Version: 5.0.3 (latest beta)
IPv4 server address
Client IPv4 and IPv6
IPv6 route
Remote DNS: 1.1.1.1
Plugin: v2ray (ws+tls)

  

Same issue. Can't open router webpage in bypass LAN/GFWList mode.

App Version: 5.0.3
Device: OnePlus 7T
OS: Oxygen OS 10.0.7 (Android Q)
Security Patch: 2019-11-01

Same issue in bypass LAN and Mainland China mode.
App Version: 5.0.4
Device: Huawei Honor V20
OS: EMUI 10.0.0.189 (Android Q)
Security Patch: 2019-12-01

Additional:
If IPv6 Route option is OFF, then it seems works fine.
So, I guess this issue is related to IPv6?

Tried turning off IPv6 Route, and I can confirm that it works on Pixel 3a (QQ1A.200205.002).

Interesting, it looks related to new IPv6 routing rules.

@Mygod Any thoughts?

Let me take a look later.

EDIT: Indeed. Interesting.

@madeye Could you try maybe addRoute 2000::/3 instead of ::/0?

Fixed via #2440.

@madeye Can you reproduce this bug now after reverting the patch? I cannot seem to do it...

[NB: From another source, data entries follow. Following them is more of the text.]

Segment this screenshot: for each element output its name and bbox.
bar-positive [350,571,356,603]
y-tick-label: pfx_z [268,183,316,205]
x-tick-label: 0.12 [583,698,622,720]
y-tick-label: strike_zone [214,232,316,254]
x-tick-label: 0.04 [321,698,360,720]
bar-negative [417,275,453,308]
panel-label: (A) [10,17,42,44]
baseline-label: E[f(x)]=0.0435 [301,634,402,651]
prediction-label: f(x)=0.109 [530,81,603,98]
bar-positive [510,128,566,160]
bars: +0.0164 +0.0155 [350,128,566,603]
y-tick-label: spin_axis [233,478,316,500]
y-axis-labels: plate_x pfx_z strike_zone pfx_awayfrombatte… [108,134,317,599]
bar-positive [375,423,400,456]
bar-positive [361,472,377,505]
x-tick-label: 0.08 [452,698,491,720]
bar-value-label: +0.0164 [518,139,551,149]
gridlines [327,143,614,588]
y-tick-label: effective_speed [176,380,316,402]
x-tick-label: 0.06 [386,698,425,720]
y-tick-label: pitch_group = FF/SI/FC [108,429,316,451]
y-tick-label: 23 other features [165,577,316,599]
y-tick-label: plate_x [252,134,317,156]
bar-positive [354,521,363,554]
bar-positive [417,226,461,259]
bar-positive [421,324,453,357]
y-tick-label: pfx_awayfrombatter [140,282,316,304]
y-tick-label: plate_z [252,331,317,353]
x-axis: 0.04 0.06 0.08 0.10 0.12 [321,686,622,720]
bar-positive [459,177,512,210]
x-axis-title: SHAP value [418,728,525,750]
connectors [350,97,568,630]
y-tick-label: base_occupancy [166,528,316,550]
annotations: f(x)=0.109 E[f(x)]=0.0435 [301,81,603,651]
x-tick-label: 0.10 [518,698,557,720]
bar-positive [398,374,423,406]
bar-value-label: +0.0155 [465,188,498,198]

P.S. There are also some updates over at the issue at Google: https://issuetracker.google.com/issues/149636790

I don't have any Android 10 device now. Maybe it's already fixed?

I couldn't reproduce it on my Android 10 either. Would you be free to test it on the emulator perhaps? 😛

I suggest keep this workaround for now, given it works well...

Sure but the fix suggested by the Google folk might be worth looking into.

I revert the change and tried on the Android 10 emulator:

1. With IPv6 routing enabled, any IPv4 LAN address cannot be reached.
2. Adding allowFamily() to the VPN builder doesn't help. The IPv4 LAN still cannot be reached.

Hmm all of a sudden I can reproduce this on my Android 10 device again. It does seem to be fixed in Android 11?